Facebook's Instant Articles is rolling out to Android users this week. The expansion follows the mobile service’s iOS launch, in May.

The news-perusing service is a win for Facebook’s nearly 900 million daily active mobile users. For them, it means easier access to more news sources, as well as faster load times for everything from text to video.

“We’ve been beta testing Instant Articles for Android with a small group of people on Facebook for several weeks,” Michael Reckhow, product manager at Facebook, in a new blog post.

Facebook gives publishers 100% of the revenue from ads that run inside the service, while taking a reported 30% of revenue from ads it sells against it.

That math, combined with Facebook’s massive reach, has proven irresistible for many publishers. Stateside, a shortlist of participating Instant Articles publishers includes CNN, The New York Times, Wall Street Journal, ABC News, CBS News and Rolling Stone.

Yet many of those publishers are reportedly not thrilled with the ad dollars coming from their participation in Instant Articles.

All told, about 350 publications around the world have joined the Instant Articles program. Presently, more than 100 are already publishing daily, by Facebook’s estimation.

Separately, Google seems to be gaining traction with “Accelerated Mobile Pages,” and now plans to launch service by early next year. Like Instant Articles, Google’s service promises publishers faster delivery of their content over mobile devices.
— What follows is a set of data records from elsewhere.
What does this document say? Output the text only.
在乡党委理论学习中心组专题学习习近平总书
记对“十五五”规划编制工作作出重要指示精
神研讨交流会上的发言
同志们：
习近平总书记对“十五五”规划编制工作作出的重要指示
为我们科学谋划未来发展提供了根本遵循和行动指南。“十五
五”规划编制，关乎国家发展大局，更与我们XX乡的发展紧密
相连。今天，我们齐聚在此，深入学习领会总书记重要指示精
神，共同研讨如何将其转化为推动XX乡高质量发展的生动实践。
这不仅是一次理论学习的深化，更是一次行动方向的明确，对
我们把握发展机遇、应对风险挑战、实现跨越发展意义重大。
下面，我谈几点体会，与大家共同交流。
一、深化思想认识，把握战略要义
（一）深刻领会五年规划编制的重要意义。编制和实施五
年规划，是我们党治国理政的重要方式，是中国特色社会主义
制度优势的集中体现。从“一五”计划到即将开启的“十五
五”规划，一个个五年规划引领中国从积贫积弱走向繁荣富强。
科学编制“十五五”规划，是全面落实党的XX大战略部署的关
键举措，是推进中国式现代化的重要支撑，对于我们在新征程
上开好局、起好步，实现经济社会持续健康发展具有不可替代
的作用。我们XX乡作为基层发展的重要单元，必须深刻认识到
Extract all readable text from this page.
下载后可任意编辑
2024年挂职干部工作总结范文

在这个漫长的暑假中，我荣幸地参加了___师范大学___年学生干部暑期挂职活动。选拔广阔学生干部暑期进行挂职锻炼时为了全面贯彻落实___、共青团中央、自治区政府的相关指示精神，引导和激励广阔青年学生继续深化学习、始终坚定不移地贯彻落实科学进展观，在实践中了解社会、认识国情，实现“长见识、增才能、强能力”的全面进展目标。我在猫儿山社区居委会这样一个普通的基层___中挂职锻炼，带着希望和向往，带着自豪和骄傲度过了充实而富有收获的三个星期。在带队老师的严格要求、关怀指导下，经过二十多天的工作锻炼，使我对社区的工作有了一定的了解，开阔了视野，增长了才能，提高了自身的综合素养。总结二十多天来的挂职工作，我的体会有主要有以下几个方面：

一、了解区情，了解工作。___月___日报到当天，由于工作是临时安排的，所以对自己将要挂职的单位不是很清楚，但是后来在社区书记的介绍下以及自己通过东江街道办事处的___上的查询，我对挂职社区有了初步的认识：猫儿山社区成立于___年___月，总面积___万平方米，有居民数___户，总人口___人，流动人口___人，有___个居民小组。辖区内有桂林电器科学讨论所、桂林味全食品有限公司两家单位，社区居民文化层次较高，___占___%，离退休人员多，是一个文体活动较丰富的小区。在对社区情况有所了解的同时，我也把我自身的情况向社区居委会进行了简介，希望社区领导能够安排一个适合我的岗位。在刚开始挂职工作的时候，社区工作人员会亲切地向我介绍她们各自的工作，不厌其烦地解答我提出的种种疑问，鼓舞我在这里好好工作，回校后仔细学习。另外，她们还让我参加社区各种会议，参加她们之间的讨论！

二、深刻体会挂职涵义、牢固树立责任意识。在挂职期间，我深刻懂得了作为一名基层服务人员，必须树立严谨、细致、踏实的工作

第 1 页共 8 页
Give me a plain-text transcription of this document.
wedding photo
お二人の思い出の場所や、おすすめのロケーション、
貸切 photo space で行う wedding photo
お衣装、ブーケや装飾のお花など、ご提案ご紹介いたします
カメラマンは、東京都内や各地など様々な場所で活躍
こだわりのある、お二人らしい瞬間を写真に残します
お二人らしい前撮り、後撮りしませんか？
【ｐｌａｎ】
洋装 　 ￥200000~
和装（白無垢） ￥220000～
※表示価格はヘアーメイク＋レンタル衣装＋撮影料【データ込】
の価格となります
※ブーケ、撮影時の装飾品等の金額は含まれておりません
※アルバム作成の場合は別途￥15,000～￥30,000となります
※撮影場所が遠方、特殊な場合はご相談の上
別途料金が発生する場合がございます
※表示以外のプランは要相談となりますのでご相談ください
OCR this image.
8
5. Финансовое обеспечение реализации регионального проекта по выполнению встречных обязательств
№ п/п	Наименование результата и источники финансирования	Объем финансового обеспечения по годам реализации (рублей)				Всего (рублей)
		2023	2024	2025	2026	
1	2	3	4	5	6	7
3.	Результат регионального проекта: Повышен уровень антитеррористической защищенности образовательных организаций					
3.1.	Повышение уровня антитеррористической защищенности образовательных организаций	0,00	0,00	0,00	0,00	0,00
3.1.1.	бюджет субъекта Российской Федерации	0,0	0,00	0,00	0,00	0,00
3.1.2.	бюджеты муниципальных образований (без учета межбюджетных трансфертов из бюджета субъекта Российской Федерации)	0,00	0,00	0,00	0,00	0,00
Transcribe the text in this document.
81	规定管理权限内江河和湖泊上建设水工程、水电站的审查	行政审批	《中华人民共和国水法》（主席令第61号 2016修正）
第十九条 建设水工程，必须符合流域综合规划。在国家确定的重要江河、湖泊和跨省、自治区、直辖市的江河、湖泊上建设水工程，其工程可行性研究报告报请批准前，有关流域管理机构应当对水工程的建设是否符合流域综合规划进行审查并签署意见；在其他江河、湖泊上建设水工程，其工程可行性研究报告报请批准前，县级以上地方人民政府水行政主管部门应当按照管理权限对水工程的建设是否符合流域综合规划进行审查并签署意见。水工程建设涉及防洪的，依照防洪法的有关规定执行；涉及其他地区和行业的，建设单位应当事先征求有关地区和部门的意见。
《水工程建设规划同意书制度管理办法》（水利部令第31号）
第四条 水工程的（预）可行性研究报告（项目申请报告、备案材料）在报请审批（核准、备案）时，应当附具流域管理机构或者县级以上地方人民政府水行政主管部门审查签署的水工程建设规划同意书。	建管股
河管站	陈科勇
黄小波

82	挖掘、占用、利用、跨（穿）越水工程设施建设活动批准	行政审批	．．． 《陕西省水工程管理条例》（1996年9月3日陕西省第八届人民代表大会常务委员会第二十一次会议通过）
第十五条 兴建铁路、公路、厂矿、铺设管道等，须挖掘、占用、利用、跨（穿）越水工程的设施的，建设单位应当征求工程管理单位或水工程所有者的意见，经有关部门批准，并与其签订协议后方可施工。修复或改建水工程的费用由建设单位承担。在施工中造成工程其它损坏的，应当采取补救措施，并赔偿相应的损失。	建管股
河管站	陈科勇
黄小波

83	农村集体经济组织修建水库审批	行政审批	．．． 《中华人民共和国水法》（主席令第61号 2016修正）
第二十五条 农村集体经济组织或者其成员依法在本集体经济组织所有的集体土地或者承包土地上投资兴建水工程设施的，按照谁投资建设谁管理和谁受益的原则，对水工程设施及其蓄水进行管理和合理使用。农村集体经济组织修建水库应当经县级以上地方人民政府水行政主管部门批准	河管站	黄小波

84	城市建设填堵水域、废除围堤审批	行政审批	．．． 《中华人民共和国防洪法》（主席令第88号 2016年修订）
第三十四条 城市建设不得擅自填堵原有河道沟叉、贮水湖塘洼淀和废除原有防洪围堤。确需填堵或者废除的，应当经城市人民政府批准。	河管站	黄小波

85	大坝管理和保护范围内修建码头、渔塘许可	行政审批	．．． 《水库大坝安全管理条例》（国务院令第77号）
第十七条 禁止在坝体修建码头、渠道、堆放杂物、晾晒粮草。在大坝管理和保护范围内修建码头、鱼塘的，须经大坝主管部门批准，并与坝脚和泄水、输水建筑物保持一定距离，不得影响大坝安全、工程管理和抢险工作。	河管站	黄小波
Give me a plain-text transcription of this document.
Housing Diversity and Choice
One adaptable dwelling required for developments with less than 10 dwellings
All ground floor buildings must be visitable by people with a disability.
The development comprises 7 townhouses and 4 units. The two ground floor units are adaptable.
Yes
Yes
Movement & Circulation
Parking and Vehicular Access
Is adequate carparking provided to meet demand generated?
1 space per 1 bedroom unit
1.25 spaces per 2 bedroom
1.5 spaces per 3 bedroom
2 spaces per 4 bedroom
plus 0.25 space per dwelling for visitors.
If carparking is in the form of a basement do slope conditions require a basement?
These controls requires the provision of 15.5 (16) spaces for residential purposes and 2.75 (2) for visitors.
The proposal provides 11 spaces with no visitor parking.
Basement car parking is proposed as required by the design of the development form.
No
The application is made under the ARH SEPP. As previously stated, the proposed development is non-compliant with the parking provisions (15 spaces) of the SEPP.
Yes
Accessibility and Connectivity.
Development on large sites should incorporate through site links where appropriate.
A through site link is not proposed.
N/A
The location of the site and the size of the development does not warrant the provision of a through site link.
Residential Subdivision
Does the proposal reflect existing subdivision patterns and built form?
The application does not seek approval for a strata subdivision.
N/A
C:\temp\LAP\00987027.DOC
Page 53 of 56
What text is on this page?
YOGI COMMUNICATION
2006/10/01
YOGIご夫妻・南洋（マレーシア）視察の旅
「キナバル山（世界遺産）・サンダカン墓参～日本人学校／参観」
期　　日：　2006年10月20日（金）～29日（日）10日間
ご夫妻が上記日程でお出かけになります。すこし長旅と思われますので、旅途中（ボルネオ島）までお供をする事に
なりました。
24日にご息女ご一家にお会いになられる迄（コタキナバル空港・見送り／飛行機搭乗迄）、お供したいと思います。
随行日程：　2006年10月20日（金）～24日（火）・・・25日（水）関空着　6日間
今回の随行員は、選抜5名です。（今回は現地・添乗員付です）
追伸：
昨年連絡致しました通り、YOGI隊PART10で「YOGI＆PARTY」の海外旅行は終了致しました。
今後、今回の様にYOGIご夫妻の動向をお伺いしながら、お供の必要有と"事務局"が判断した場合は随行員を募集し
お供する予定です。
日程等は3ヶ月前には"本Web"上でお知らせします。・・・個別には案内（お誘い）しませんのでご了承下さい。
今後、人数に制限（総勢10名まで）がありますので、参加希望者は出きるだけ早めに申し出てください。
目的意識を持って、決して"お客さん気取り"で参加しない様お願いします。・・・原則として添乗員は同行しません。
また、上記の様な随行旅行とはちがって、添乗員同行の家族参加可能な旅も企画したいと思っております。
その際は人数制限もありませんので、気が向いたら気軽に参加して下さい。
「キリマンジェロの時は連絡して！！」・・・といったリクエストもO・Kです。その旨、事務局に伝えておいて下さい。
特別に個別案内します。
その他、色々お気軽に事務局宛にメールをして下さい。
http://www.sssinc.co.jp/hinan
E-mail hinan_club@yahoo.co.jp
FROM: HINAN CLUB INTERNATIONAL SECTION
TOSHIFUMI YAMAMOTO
Unlike Facebook’s offering -- and Apple News -- AMP is designed to work across multiple platforms, is open-sourced, and available to any publisher that wants to participate. Of course, Google is also promising partner publishers more prominent display in its search results.

Publishers and developers are proving receptive.

So far, 4,500 developers have started following the project on Google’s Github repository, while 250 contributions of code and documentation have come in, according to the search giant.